Got the same problem, still waiting for a written fine to show up on one of these sites as I lost the original. So now I'm waiting for the warrant so that I can go to court and explain why I did not pay...
 
Got the same problem, still waiting for a written fine to show up on one of these sites as I lost the original. So now I'm waiting for the warrant so that I can go to court and explain why I did not pay...

Some of these fines date back to 2008!! I haven't received a notice, summons, sms, phone call nothing, I stumbled across them by chance when I wanted look up a fine that I received after being pulled over. It is actually ridiculous. I don't mind paying my fines, if you break to law you have to pay, but they make it near impossible to know what is actually going on.
 
After 5 years a fine expires - so wait like one more year and you don't have to pay the ones from 2008 :)
 
Can someone please let me know How I check outstanding fines for:

  1. JMPD
  2. Ekurhuleni
  3. Tshwane

PayCity says none, Aarto website says 8, but I have never received any of these fines and I know some of them were deemed illegal and in a testing phase and what not? Who can I contact to check? I have tried looking for an email address or telephone number to check but couldn't find anything. And these stupid fine websites help nothing, there are millions of them and each one only covers 1 and a half municipality. One would think that they would make it easier for you to hand over your hard earned cash.

Is it Tshwane or Pretoria?
 
saw this yesterday

MOTORISTS who have been arrested at roadblocks and forced to pay outstanding fines should institute legal action for an illegal arrest and demand their payments back, the Freedom Front Plus (FF+) said on Tuesday.

Through questions in Parliament, the FF+ has confirmed what many had suspected was a major flaw in the Administrative Adjudication of Road Traffic Offences (Aarto) Act.

It specifically states that all notices of traffic infringements are to be personally handed to a driver at the scene of an offence.
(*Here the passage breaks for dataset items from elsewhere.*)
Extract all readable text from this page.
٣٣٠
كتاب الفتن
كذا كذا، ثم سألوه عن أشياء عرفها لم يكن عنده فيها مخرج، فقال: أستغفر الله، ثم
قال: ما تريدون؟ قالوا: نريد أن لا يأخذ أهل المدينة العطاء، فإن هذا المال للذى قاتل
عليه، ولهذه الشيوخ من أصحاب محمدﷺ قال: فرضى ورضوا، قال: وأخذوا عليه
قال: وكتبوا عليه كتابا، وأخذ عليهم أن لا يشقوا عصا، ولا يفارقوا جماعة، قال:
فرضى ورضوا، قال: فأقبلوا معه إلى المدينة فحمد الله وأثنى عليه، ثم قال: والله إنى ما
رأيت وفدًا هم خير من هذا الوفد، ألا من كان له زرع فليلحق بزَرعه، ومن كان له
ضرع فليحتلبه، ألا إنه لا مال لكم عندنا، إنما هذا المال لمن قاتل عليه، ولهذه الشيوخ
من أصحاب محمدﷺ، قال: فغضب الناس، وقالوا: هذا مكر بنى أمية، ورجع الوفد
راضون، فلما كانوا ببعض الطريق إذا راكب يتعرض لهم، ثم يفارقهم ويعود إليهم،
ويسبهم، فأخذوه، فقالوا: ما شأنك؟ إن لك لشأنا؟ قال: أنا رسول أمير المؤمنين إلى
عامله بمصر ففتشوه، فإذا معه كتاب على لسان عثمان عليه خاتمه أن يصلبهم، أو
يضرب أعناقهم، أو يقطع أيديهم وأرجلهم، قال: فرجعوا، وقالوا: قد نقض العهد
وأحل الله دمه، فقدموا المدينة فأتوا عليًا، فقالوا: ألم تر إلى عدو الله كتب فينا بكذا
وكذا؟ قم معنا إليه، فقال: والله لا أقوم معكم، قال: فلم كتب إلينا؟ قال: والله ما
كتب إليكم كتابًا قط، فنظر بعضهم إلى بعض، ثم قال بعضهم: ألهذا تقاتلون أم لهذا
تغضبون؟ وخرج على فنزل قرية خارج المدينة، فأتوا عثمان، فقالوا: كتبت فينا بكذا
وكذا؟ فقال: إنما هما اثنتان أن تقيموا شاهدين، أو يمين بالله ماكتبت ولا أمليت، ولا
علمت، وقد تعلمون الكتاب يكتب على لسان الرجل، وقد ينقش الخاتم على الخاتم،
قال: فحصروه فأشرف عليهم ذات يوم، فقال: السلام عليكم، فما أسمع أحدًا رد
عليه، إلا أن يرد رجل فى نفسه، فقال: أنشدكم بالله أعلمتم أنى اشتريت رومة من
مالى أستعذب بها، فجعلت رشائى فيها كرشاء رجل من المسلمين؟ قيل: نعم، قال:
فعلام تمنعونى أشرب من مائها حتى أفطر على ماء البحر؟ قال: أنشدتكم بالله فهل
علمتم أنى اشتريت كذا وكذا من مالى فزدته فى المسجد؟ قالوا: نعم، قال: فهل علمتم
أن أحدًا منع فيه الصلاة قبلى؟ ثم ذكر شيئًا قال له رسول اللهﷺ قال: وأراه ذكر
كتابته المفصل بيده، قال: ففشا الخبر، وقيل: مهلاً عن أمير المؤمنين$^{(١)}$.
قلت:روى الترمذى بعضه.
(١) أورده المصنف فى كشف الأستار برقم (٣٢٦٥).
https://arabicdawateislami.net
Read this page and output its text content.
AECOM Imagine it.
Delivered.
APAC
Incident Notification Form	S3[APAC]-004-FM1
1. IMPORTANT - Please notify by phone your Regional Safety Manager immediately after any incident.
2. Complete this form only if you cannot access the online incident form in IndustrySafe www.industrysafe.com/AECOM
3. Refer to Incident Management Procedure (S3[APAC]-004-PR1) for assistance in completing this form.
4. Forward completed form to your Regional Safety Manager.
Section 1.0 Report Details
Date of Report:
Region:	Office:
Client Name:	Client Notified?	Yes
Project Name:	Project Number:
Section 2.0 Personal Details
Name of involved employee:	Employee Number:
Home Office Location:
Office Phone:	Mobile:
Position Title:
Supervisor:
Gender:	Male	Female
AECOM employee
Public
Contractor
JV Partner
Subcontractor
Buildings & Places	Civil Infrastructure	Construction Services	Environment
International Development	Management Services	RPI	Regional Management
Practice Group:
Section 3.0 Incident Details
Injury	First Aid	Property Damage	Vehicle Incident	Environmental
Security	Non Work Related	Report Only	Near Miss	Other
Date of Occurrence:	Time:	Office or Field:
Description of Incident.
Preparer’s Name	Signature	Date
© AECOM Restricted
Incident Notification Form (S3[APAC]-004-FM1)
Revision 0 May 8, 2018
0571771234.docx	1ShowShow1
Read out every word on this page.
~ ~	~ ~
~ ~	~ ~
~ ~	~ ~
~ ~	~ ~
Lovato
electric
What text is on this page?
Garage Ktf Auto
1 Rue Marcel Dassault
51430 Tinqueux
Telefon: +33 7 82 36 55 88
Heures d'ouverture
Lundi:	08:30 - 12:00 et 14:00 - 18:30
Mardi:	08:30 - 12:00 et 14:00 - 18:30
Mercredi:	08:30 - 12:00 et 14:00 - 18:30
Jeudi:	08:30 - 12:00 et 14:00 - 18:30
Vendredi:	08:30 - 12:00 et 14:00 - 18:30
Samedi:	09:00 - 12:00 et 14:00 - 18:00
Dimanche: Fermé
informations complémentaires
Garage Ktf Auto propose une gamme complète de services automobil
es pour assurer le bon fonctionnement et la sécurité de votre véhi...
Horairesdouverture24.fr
If this is not possible, the notices must be sent to the driver via registered mail.

Transport Minister Ben Martins yesterday confirmed, in response to a question in Parliament by FF+ MP Anton Alberts, fines could not be delivered by ordinary mail.

He also said the Aarto Act did not make provision for motorists to be arrested for outstanding penalties, but added his office had not yet received complaints about this from the public.

Mr Martins said that if an authority issuing fines did not follow the prescripts of section 30 of the Aarto Act in delivering infringement letters, such documents could be interpreted as "never having been served" on alleged infringers.

Mr Alberts said the effect of this answer from Mr Martins was that everyone who had paid a fine without it being properly served "can claim their money back".

However, Mr Martins said the withholding of access to National Traffic Information System transactions — such as the issuing of driving licences, professional driving permits and vehicle licence discs — was authorised under the Aarto Act and would only be done if an enforcement order had been issued to infringers. Mr Alberts said no such enforcement orders had been issued, and the practice of refusing to issue a licence was also illegal.

"It is time that the public puts up resistance against the state’s illegal actions and intimidation and forces the state to abide by its own legislation.

"The FF+ is investigating the possibility of instituting legal action to have all the illegal fines paid back," he added.